Dalam detik-detik yang lambat, Rie menghitung berapa banyak gema pikirannya sendiri. Kilap bilah pedang di depannya mematikan seluruh kendali atas tubuhnya sendiri untuk bergerak, tak apalahーtoh Rie sendiri tidak berniat menghindar. Sepanjang ingatannya yang telah melengkap, Rie yakin dirinya tidak pernah melihat wajah Davin yang sedingin itu ketika menatapnya. Sepanjang masa lalunya saat masih berlabelkan status adik tiri, Davin tidak pernah menolaknya dengan kejam meski selalu frontal tak bertopeng.

Kali ini, Rie melihat seluruh jengkal gestur Davin yang dingin. Pedang tergenggam mantap dalam genggaman kedua tangannya, kakinya melebar sedikit membentuk kuda-kuda, dan kedua lengannya menarik ancang-ancang ke sisi kiri pangeran itu, bersiap melesatkan tebasan horizontal dari kiri ke kanan untuk memenggal leher Rie. Meski miris mengakuinya di ambang kematiannya sendiri, Rie mengagumi betapa kokoh postur kakandanya itu sekarangーmeski harus dalam posisi algojo kematian dirinya sendiri.

Biarlah, batin Rie penuh pasrah, mungkin setengah dosaku pada Kakanda bisa tertebus kalau dia sendiri yang membunuhku.

Gadis itu tetap membuka matanya setelah selintas redup membuatnya tak lagi membelalak. Dalam lambatnya waktu juga, Rie membuka mulutnya untuk melontarkan kata yang akan disesalinya jika tak diucapkan sekarang juga.

“Maafkan aku, Kakanda.”

Dan, bilah mengilap pedang itu terayun memecah waktunya yang lambat. Memelesat membelah angin. Kedua mata Rie tidak berkhianat dengan menutup mata di detik terakhir, tetapi sebagai gantinya kedua matanya justru kembali membelalak.

Meski di ambang kematian, insting Rie tidak mati. Dengan kedua matanya yang terbuka, Rie melihat gerakan kaki Davin yang bergeser mundur setengah langkah ke belakang, dan detik selanjutnya bilah pedang Davin menebas angin dengan cepat.
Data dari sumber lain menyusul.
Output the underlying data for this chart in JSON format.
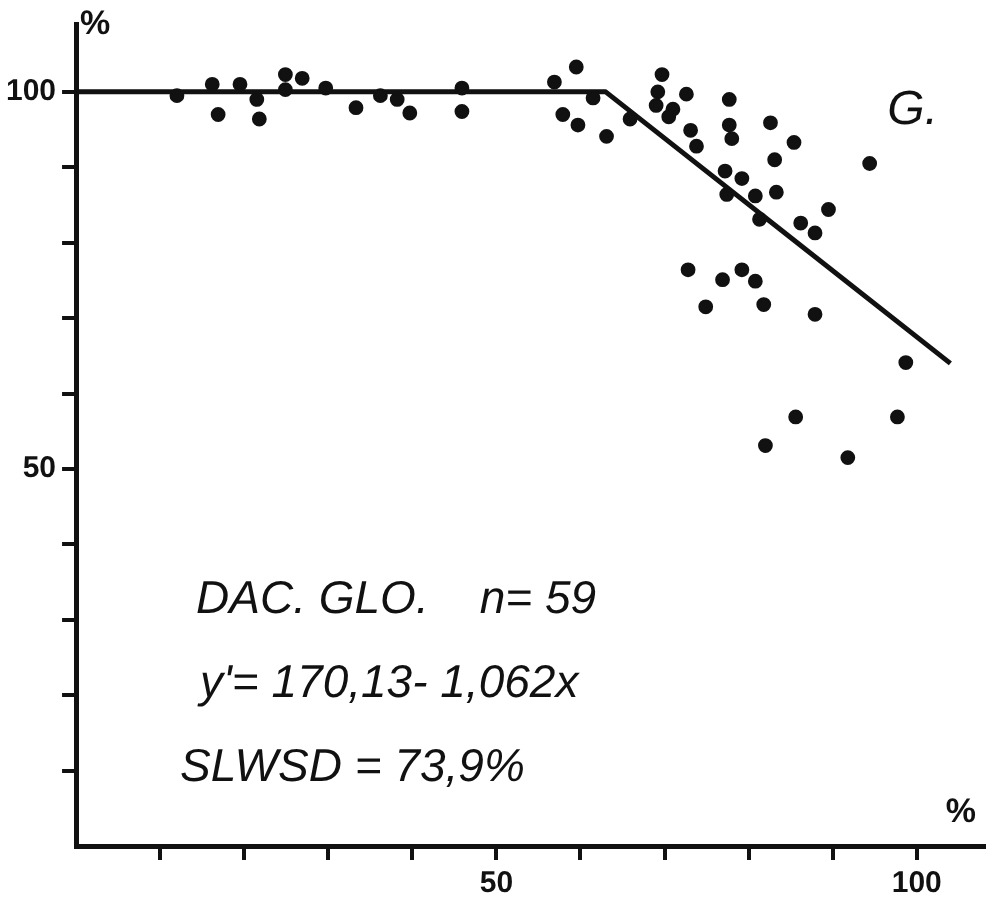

Rie bisa melihatnya dengan jelas. Bilah pedang pembawa maut itu tidak merenggutnya ke dalam rasa sakit penggalan lehernya, hanya menebas udara kosong tepat di depan wajah Rie yang amat nyaris menyayatnya.

Tidak berhenti di situ saja, pedang Davin yang tidak memenggal leher Rie itu terayun penuh serupa poros ke sisi kanan tubuh sang pangeranーbahkan melewati pinggang Davin sendiri, dan detik selanjutnya pedang itu telah terlempar dari pegangan sang pangeran, memelesat lurus mencabik seringai lebar si wanita bertudung di seberang ruangan dengan sayatan yang menciptakan garis luka di bawah tulang selangkanya dan memanjang hingga lengan kiri atasnya.